L’attenzione. “Guarda!” I bambini desiderano la presenza dell’educatore. Non un semplice “essere lì”: vogliono un’attenzione totale, indivisa, senza giudizi o aspettative. Una presenza che riscalda, che fa diventare importante, fa sentire di valere. Essere presente significa essere disponibile: sono qui, per te. Un’attenzione pura, che non invade e non dirige, ma è intensamente presente e basta. Noi sfioriamo tutti, non siamo più attenti alle persone, neanche a quelle che amiamo.
Il rispetto e la pazienza. I figli reali non sono mai simili a quelli sognati e aspettati. Si ribellano alle aspettative che impediscono loro di crescere secondo le leggi interne del loro essere. Hanno un loro ritmo, un loro progetto interno, inclinazioni originali. Diceva don Bosco: «Lasciare ai giovani piena libertà di fare le cose che loro maggiormente aggradano... E, poiché ognuno fa con piacere quello che sa di poter fare, io mi regolo con questo principio, e i miei allievi lavorano tutti, non solo con attività ma con amore» (MB, XVII, 75).

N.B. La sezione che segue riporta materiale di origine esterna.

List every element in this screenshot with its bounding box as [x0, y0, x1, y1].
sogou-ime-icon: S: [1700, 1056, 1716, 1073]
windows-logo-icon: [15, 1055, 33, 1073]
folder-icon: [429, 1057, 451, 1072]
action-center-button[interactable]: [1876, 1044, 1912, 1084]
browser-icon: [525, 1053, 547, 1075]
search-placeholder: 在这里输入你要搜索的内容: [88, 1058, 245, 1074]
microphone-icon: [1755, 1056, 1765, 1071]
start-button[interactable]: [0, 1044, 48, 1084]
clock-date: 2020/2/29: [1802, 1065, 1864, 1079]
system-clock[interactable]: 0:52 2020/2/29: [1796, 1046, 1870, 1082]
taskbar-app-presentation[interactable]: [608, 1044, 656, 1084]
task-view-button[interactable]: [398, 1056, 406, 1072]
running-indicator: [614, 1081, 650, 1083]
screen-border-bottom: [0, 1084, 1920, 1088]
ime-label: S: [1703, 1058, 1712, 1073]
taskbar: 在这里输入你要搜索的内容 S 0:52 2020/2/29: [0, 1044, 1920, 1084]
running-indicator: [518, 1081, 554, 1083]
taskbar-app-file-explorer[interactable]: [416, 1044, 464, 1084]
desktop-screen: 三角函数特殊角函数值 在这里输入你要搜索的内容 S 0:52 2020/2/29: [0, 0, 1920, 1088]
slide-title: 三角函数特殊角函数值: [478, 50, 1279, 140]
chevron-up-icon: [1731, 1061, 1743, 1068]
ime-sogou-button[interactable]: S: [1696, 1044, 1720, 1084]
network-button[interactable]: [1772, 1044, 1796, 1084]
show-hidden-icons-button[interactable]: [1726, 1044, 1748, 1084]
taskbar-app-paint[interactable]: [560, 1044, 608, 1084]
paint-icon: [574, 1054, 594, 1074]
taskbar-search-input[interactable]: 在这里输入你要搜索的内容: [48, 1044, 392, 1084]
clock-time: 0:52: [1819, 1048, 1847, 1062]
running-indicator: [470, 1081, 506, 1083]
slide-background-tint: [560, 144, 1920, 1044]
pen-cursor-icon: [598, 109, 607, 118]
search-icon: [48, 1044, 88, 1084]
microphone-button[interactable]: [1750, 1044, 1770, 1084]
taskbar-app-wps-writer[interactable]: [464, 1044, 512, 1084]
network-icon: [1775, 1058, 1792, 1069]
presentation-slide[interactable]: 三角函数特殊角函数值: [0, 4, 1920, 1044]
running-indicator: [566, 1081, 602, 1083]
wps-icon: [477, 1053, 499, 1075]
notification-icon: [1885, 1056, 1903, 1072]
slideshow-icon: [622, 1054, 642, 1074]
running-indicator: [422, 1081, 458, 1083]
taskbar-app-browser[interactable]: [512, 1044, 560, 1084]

Diceva ai suoi collaboratori: «Si dia agio agli allievi di esprimere liberamente i loro pensieri». Insisteva: «Li ascoltino, li lascino parlare molto». Lui, per primo, ne diede l'esempio:«Nonostante le sue molte e gravi occupazioni, era sempre pronto ad accogliere in sua camera, con un cuore di padre, quei giovani che gli chiedevano un'udienza particolare. Anzi voleva che lo trattassero con grande famigliarità e non si lagnava mai dell'indiscrezione colla quale era da essi talvolta importunato. Lasciava a ciascuno piena libertà di far domande, esporre gravami, difese, scuse.... li riceveva collo stesso rispetto col quale trattava i grandi signori. Li invitava a sedere sul sofà, stando egli seduto al tavolino, e li ascoltava colla maggior attenzione come se le cose da loro esposte fossero tutte molto importanti. Talora si alzava, o passeggiava con essi nella stanza. Finito il colloquio li accompagnava fino alla soglia, apriva egli stesso la porta, e li congedava dicendo: — Siamo sempre amici, neh!» (MB, VI, 438-439).
La felicità e gratitudine per la vita. I giovani sono l’investimento più importante nel campo della realizzazione e della felicità personale. Sono un compito, talora arduo, ma anche una benedizione. La vita con i giovani può essere una faticaccia, ma quale profonda felicità può generare una giovane persona che matura affidandosi a noi con tutta la fiducia del mondo?